It's about 41 minutes and there's not a ton to add as to the content on the podcast itself except to say that Andrew's garbled again, and the content is fairly self-explanatory if you listen to it.
A couple of thoughts in response.
One of the things we've been coming back to over and over this year is Jacques Ellul's writing about propaganda in the technological society. Agitating populists like Trump and Sanders are able to attain their respective roles because of mass media and social media. What Ellul could not have anticipated was that what he called horizontal propaganda (intra-group peer-generated propaganda) and sociological propaganda (propaganda saturated into the daily lives of participants of a society) has become a daily routine thanks to social media platforms like Twitter and Facebook. Big Brother hardly needs lift a finger to generate that sort of propaganda now, we make all of that ourselves and congratulate ourselves and/or each other on the cleverness of the political meme we link to on Facebook showing the stupidity and/or hypocrisy of the enemy teams. Big Brother doesn't need to make you do what you gladly volunteer to do at your own time and expense.
Something that was mentioned about evangelicalism in the US was how it seems averse to carefully thought through long-term political reasoning. I have an idea abou tthat, being the ex-Pentecostal that I am. Over the course of the last century American Christianity (perhaps across the board but most obviously in Protestantism) shifted from a 19th century postmillennialist optimism to premillenialist dispensational apocalypticism. If the 19th century postmillennialist was gladly anticipating the realization of a Manifest Destiny, the dispensationalist in the 20th century began to view everything as signs of the times.
The recent death of Tim LaHaye should just make this easier for Christians in the United States to remember what a more-than-cottage industry books on eschatology have been in popular imagination. When you have American Christians formulating political discourse in the most apocalyptic terms imaginable it's not a big leap to infer from this that taking the long-term road Matthew Lee Anderson hopes social conservatives can take is not going to be on the table. If we're all waiting for the next revival to make America a Christian nation again then there's not going to e a lot of work or thought put into imagining what it might like to live not as Christians in a post-Christian America but to formulate a life of faith that can be a form of post-American Christianity. If I'm getting a sense of what Dreher is up to in writing about the Benedict Option that seems like one of the range of meanings in the term.

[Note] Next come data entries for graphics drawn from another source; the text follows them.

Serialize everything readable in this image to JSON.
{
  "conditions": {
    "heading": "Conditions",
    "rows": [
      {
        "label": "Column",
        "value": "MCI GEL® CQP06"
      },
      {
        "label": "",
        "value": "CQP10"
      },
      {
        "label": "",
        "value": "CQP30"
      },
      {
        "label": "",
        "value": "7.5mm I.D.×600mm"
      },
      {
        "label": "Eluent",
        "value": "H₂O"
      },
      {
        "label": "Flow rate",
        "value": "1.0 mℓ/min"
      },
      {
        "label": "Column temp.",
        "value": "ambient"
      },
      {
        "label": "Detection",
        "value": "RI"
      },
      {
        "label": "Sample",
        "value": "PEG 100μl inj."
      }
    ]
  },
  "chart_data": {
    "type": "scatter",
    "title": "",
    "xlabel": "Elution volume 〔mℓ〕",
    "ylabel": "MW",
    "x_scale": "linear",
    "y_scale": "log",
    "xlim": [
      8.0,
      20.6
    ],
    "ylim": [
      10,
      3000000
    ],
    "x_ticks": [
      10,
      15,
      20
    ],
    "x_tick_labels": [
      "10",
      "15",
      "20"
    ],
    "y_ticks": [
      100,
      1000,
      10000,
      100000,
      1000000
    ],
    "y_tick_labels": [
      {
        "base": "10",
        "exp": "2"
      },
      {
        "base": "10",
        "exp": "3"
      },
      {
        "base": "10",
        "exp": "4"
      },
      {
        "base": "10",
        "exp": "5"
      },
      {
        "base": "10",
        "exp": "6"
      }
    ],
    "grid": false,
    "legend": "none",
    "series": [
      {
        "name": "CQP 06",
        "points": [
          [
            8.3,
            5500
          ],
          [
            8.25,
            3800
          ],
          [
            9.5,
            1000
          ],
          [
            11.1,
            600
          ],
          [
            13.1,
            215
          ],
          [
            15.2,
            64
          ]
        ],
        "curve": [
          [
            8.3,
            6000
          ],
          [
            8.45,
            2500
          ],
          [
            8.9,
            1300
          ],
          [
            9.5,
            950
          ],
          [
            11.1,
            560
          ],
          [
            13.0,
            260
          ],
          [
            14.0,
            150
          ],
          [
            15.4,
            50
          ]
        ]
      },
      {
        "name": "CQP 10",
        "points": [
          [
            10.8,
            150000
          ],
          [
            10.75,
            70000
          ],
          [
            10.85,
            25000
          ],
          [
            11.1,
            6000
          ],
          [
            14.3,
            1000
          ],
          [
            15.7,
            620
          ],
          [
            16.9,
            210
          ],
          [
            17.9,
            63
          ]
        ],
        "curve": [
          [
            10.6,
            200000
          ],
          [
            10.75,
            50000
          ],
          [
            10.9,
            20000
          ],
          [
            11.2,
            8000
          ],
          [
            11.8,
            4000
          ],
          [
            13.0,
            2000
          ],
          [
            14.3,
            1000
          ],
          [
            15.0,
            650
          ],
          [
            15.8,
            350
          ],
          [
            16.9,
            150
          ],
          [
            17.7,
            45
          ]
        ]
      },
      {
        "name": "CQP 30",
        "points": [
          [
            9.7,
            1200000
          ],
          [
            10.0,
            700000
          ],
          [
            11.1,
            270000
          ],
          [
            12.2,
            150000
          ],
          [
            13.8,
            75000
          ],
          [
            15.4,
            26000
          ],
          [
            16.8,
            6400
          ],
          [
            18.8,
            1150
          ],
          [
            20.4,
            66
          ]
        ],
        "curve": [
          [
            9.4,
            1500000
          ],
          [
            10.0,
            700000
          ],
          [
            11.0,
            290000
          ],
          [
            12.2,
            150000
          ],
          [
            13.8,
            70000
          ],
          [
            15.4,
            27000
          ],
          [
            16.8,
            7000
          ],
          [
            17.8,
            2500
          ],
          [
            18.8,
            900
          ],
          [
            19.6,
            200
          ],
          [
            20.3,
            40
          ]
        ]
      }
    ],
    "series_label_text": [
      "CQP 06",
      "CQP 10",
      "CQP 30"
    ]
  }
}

Alastair Robertt has already written about evangelicalism's poor form so there's hardly anything to add to that. I just fel t obliged to suggest that eschatological schools of thought are important to consider as we look at how evangelicalism grapples with things. If there was a thing a certain preacher in Seattle did I still respect it was refusing to endorse either premillenialist dispensationalism on the one hand or the postmillennialist theonomies on the other. He didn't have the nerve to embrace or endrose an alternative like historicism or amillenialism but he was at least anxious to say what he didn't endorse and part of that was seeing how unsuitable such views are for formulating long-term cultural enterprises. You can't influence the region if you're anxious abou the potential return of Jesus in three weeks based on stuff Jack and Rexella said on TV last night.